Women Sprint Ahead Of Men In College Completion
Two University of Michigan professors (see below) found that inequality in educational attainment has risen more sharply among women than among men. For those entering college in the 1980s, the gap between men and women was small: about 2 percent more females in the top income group graduated from college than did males; and about 2 percent fewer females in the lowest income group graduated than did males. But for those entering college in the 2000s, the gender gap widened significantly especially at the top of the income distribution, with 13 percent more women than men in the highest income group graduating from college.

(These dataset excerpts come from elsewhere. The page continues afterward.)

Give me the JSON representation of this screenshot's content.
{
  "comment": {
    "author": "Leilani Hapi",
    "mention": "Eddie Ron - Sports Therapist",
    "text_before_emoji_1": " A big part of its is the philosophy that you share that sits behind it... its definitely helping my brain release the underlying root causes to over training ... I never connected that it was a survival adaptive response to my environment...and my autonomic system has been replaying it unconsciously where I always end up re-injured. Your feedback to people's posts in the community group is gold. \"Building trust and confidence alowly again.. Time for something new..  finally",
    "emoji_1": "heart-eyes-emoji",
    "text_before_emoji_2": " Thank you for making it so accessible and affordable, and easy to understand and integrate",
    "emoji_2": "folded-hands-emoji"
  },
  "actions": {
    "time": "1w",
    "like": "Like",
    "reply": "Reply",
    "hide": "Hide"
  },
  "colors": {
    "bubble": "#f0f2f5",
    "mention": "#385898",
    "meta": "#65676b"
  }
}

This female advantage in educational attainment is not a new phenomenon, the researchers point out. More women than men graduated from college in all birth cohorts since 1950. But the gap has grown recently, with the overall college graduation rate for women now ten points higher than the rate for men–32 percent compared to 22 percent.
The recent increase in women’s college graduation reflects rapid achievement gains among women from upper-income families who have outperformed their brothers, according to Bailey. Why this is the case is not entirely clear.

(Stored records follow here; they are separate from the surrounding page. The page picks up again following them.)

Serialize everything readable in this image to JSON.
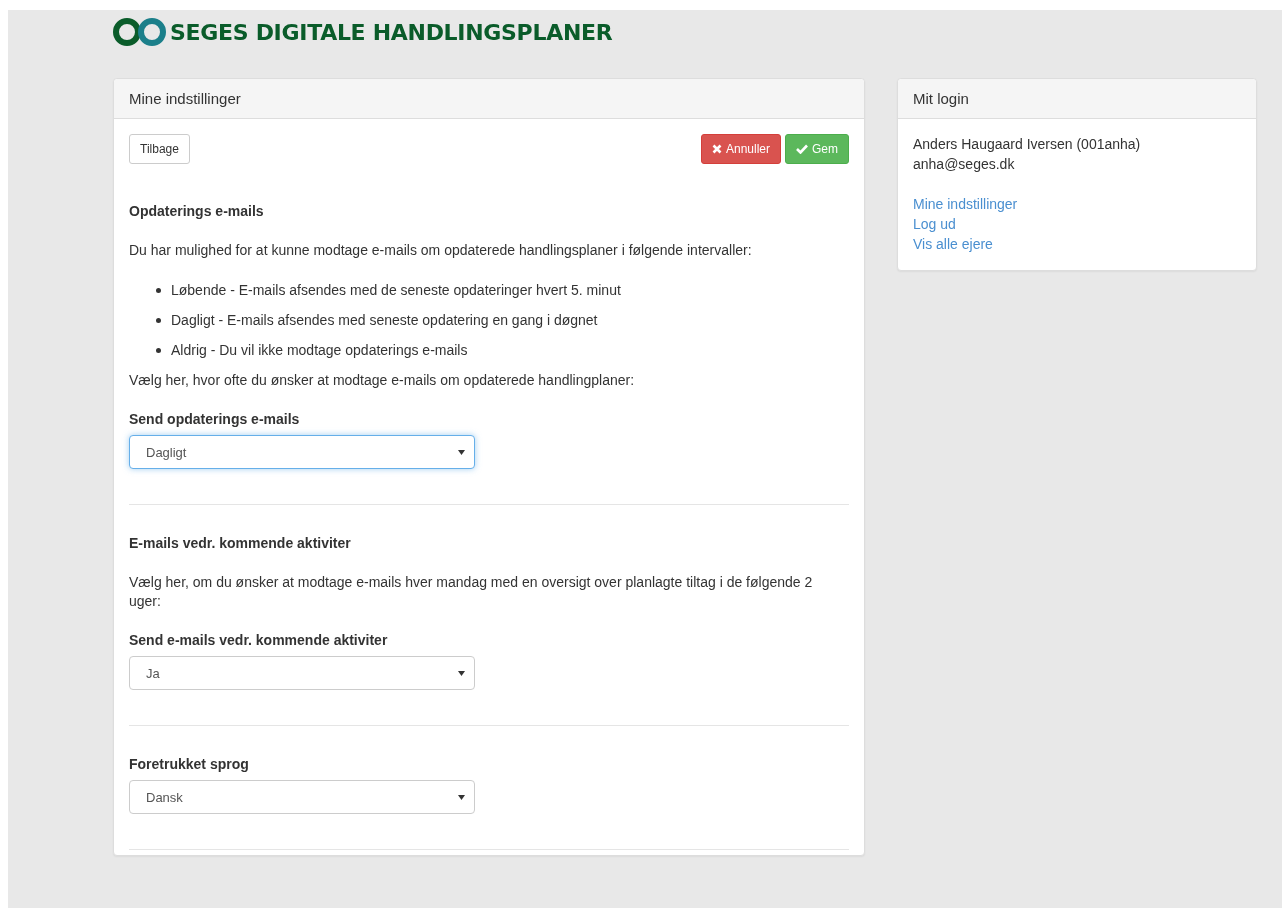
{
  "brand": {
    "title": "SEGES DIGITALE HANDLINGSPLANER"
  },
  "settings": {
    "title": "Mine indstillinger",
    "buttons": [
      {
        "kind": "back",
        "label": "Tilbage"
      },
      {
        "kind": "cancel",
        "label": "Annuller"
      },
      {
        "kind": "save",
        "label": "Gem"
      }
    ],
    "sections": [
      {
        "heading": "Opdaterings e-mails",
        "intro": "Du har mulighed for at kunne modtage e-mails om opdaterede handlingsplaner i følgende intervaller:",
        "bullets": [
          "Løbende - E-mails afsendes med de seneste opdateringer hvert 5. minut",
          "Dagligt - E-mails afsendes med seneste opdatering en gang i døgnet",
          "Aldrig - Du vil ikke modtage opdaterings e-mails"
        ],
        "prompt": "Vælg her, hvor ofte du ønsker at modtage e-mails om opdaterede handlingplaner:",
        "field": {
          "label": "Send opdaterings e-mails",
          "value": "Dagligt",
          "focused": true
        }
      },
      {
        "heading": "E-mails vedr. kommende aktiviter",
        "intro": "Vælg her, om du ønsker at modtage e-mails hver mandag med en oversigt over planlagte tiltag i de følgende 2 uger:",
        "field": {
          "label": "Send e-mails vedr. kommende aktiviter",
          "value": "Ja",
          "focused": false
        }
      },
      {
        "field": {
          "label": "Foretrukket sprog",
          "value": "Dansk",
          "focused": false
        }
      }
    ]
  },
  "login": {
    "title": "Mit login",
    "name": "Anders Haugaard Iversen (001anha)",
    "email": "anha@seges.dk",
    "links": [
      "Mine indstillinger",
      "Log ud",
      "Vis alle ejere"
    ]
  }
}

Whatever the reasons for the growing gender gap in college graduation, the growing income gap has some clear policy implications, according to the authors.
“Inducing more low-income youth into college will not, by itself, serve to close income gaps in educational attainment,” they conclude. “Even if rates of college entry were miraculously equalized across income groups, existing differences in persistence would still produce large gaps in college completion.”
Martha Bailey is an assistant professor of economics in the U-M College of Literature, Science, and the Arts (LSA) and a faculty associate at the U-M Institute for Social Research (ISR). Dynarski is an associate professor at the U-M Gerald R. Ford School of Public Policy, and the U-M School of Education, and also holds appointments in the Department of Economics and ISR.